8 Responses to “Living in the time of pandemic: COVID-19 (151)”

  1. Alice says:

    Good luck!

    We don’t own magnetiles, though there was a period when I considered getting them. My kid LOVED them at the library, where they had two enormous bins-worth. I ended up deciding to let them be a library-only thing– expense + cleanup.

    Re: the clothing thing: I have a couple of thoughts. First is that they’ve really cherry-picked their examples of who the “rich” are. Four white men, three of whom I know for sure are tech-wealth. (I don’t recognize the 4th guy.) I can guarantee you that less-white, less-male, less-tech have different norms.

    Second is that the way those particular tech-wealth men dress still has appearance-signaling built in.
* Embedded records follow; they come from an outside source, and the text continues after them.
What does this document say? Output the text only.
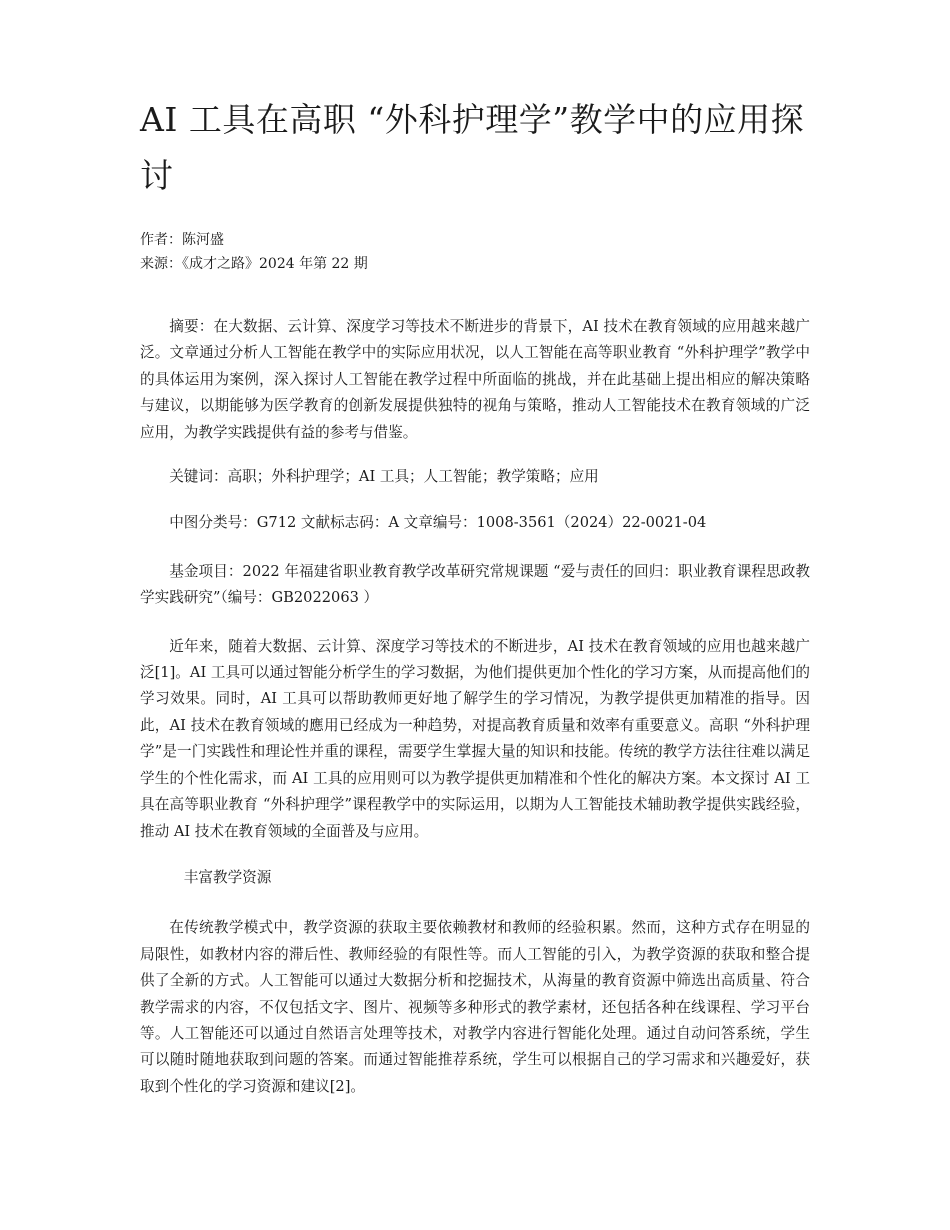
AI 工具在高职 “外科护理学”教学中的应用探讨
作者：陈河盛
来源：《成才之路》2024 年第 22 期

摘要：在大数据、云计算、深度学习等技术不断进步的背景下，AI 技术在教育领域的应用越来越广泛。文章通过分析人工智能在教学中的实际应用状况，以人工智能在高等职业教育 “外科护理学”教学中的具体运用为案例，深入探讨人工智能在教学过程中所面临的挑战，并在此基础上提出相应的解决策略与建议，以期能够为医学教育的创新发展提供独特的视角与策略，推动人工智能技术在教育领域的广泛应用，为教学实践提供有益的参考与借鉴。

关键词：高职；外科护理学；AI 工具；人工智能；教学策略；应用

中图分类号：G712 文献标志码：A 文章编号：1008-3561（2024）22-0021-04

基金项目：2022 年福建省职业教育教学改革研究常规课题 “爱与责任的回归：职业教育课程思政教学实践研究”（编号：GB2022063 ）

近年来，随着大数据、云计算、深度学习等技术的不断进步，AI 技术在教育领域的应用也越来越广泛[1]。AI 工具可以通过智能分析学生的学习数据，为他们提供更加个性化的学习方案，从而提高他们的学习效果。同时，AI 工具可以帮助教师更好地了解学生的学习情况，为教学提供更加精准的指导。因此，AI 技术在教育领域的應用已经成为一种趋势，对提高教育质量和效率有重要意义。高职 “外科护理学”是一门实践性和理论性并重的课程，需要学生掌握大量的知识和技能。传统的教学方法往往难以满足学生的个性化需求，而 AI 工具的应用则可以为教学提供更加精准和个性化的解决方案。本文探讨 AI 工具在高等职业教育 “外科护理学”课程教学中的实际运用，以期为人工智能技术辅助教学提供实践经验，推动 AI 技术在教育领域的全面普及与应用。

丰富教学资源

在传统教学模式中，教学资源的获取主要依赖教材和教师的经验积累。然而，这种方式存在明显的局限性，如教材内容的滞后性、教师经验的有限性等。而人工智能的引入，为教学资源的获取和整合提供了全新的方式。人工智能可以通过大数据分析和挖掘技术，从海量的教育资源中筛选出高质量、符合教学需求的内容，不仅包括文字、图片、视频等多种形式的教学素材，还包括各种在线课程、学习平台等。人工智能还可以通过自然语言处理等技术，对教学内容进行智能化处理。通过自动问答系统，学生可以随时随地获取到问题的答案。而通过智能推荐系统，学生可以根据自己的学习需求和兴趣爱好，获取到个性化的学习资源和建议[2]。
It’s just different appearance-signaling, which is apparently too subtle for that particular twitter poster.

    • Revanche says:

      Thanks!

      JB loved them at daycare too, so much so that we couldn’t say no when they were gifted. I’m glad because Smol is enjoying them so much too.

      Yep, I agree with all that! People jump to conclusions so much when it comes to wealth and appearances.

  2. 'Snough says:

    G’luck!

    Also, for me, this helped Re:Unpleasant People . . . when I realized that their *normal* mode of conversation is unpleasant, so that them getting all testy and angry wasn’t about me. Like, if I were that confrontational or adamant, I’d remember it for days/weeks, but for them, it’s just another conversation — the way they roll. So in the moment, I could better divorce my own emotional reaction from theirs, in a way I don’t with Pleasant People.
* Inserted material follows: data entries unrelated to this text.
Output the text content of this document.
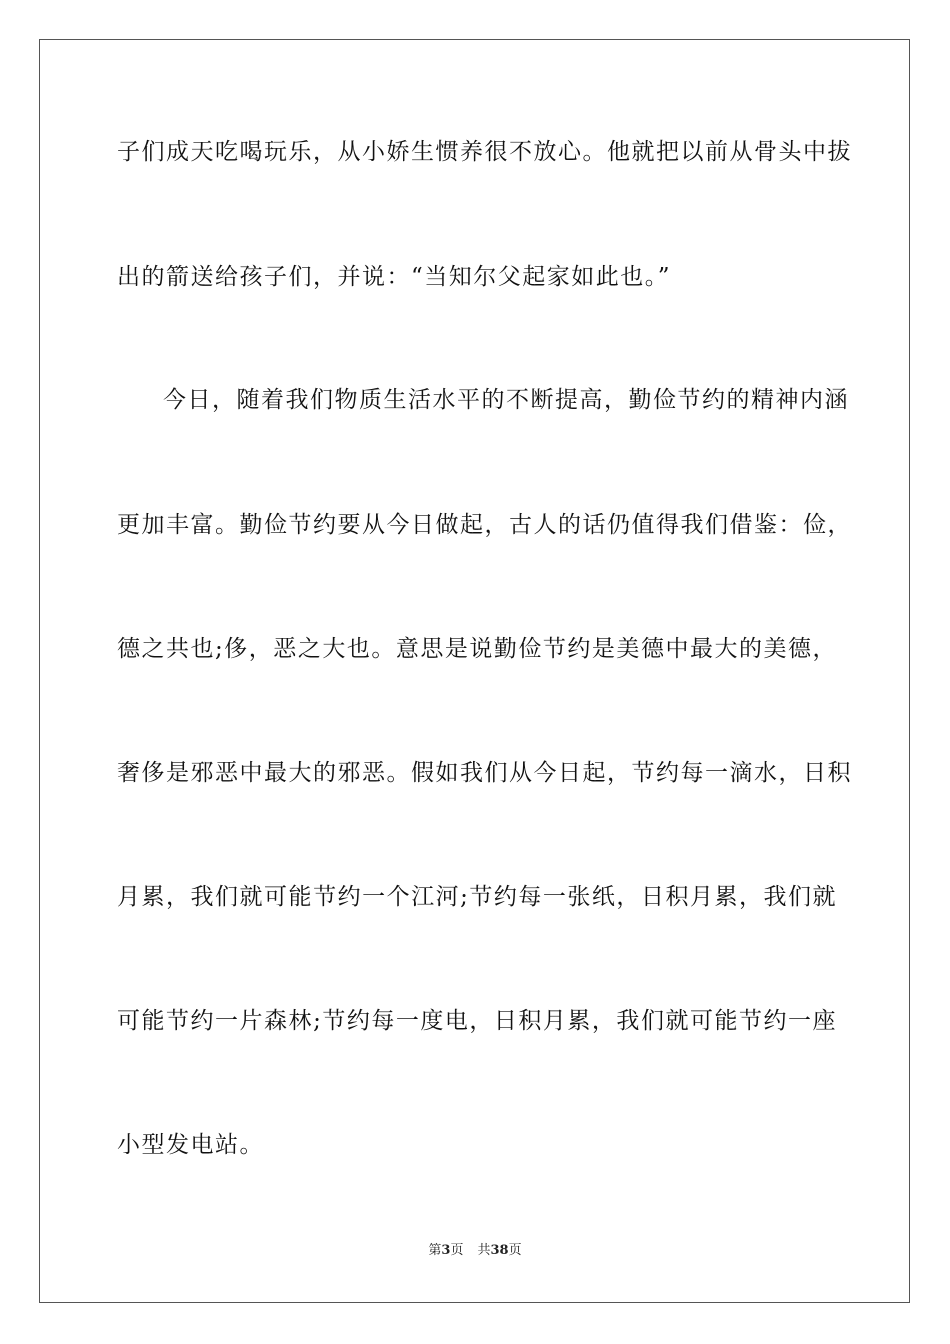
子们成天吃喝玩乐，从小娇生惯养很不放心。他就把以前从骨头中拔
出的箭送给孩子们，并说：“当知尔父起家如此也。”
今日，随着我们物质生活水平的不断提高，勤俭节约的精神内涵
更加丰富。勤俭节约要从今日做起，古人的话仍值得我们借鉴：俭，
德之共也;侈，恶之大也。意思是说勤俭节约是美德中最大的美德，
奢侈是邪恶中最大的邪恶。假如我们从今日起，节约每一滴水，日积
月累，我们就可能节约一个江河;节约每一张纸，日积月累，我们就
可能节约一片森林;节约每一度电，日积月累，我们就可能节约一座
小型发电站。
第3页 共38页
    No idea if this applies in your situation; it’s just memory bubbles floating to the surface.

    • Revanche says:

      This got caught and held by an overzealous spam filter!

      That’s a helpful tool to put in my pocket, thanks for sharing.

  3. Bethh says:

    Good luck!!!! I hope you feel relief when your time with the troublesome people is over.

    Alice said everything I wanted to say about those tech bros. That look is deliberately cultivated and intentionally says a lot.

    • Revanche says:

      Thank you!!

      I’m doing that thing of focusing on how wonderful it’ll feel when it’s over again to help me get through. I think it, plus some guided meditation each day, will make a big difference.